Speaking of marketing, that brings me to the final government effort I wanted to mention - a study being conducted by the Federal Trade Commission and the Department of Justice on the marketing of violence to young people in movies, video games and recordings. The study is not looking at content, but at industry self-regulation and marketing practices to answer a question put by President Clinton: are products that are intended for adults being advertised or promoted to audiences composed primarily of young people? In other words, is the entertainment industry complying with its own standards regarding who should have access to its products, or can more be done? The study got underway last June, and I understand that it may be released late this summer.
The marketing of violence to children concerns me greatly. One particular concern I have is TV wrestling, which is wildly popular with teens and younger children. And when you look at the marketing of wrestling products, it's not hard to see why. Toy companies, for instance, now make "action figures" (which is what they call "dolls" for boys) based on all the TV wrestling stars. The Steve "Stone Cold" Austin action figure comes with his own metal folding chair for hitting opponents over the head. The Rock comes with a trash can and lid to use as weapons. And the Undertaker comes with his own shovel to swing at opponents and send them "to an early grave." These dolls are marketed to children 4 years of age and up.
One has to wonder what these toy companies are thinking. It's not like the metal chair permits the child to use his or her imagination. Its sole purpose is to permit a child to imitate TV wrestlers by hitting another action figure over the head. As one educator put it, "If kids are saturated with media violence and they're given toys that are linked to that violence, then that's going to dictate their play."
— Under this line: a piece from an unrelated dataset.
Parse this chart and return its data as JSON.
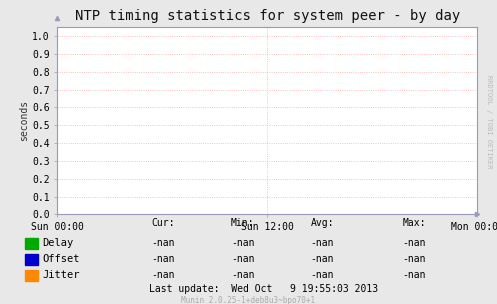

This danger was tragically demonstrated by an event in Dallas, Texas last May. A 7-year-old boy killed his 3-year-old brother by copying a wrestling move he saw on TV. According to the police, the older boy slammed his little brother to the floor with a running straight-armed punch to the neck, a move called a "clothesline" in the wrestling world. Asked to show what he had done, the boy ran at a life-size doll from about ten feet away. As he got close to the doll, he stuck out his arm at shoulder-height and struck the doll in the neck, knocking it backwards. The 3-year-old boy died from brain swelling caused by his head striking the carpeted concrete floor. The 7-year-old was devastated, crying to the police that he didn't mean to hurt his brother.
I've heard from many parents - some with children as young as 3 - worried about the levels of sex and violence on TV wrestling. I can't blame them. I look at the huge ratings for wrestling. I look at the fact that it often airs early in prime time, when lots of children are watching. I look at the extreme levels of violence that rarely show any real consequences (the wrestlers are always back the next week, ready for more punishment). And then I look at the marketing to young children. It's a troubling combination.
In summary, let me say that all of these efforts - from the V-Chip to the "safe harbor" approach to the voluntary code of conduct to the marketing study - are attempts to balance our concern about the negative effects of media violence on our children, and our respect for the First Amendment.
I'd like to leave you with something from this morning's New York Times and Washington Post regarding the six year-old boy who shot and killed six year-old Kayla Rolland. The prosecutor was discussing how the little boy was incapable of forming an intent to shoot his classmate: "Especially after the detectives say that he has not appreciated what has happened, that he takes this as, well, this is something that happens like on television."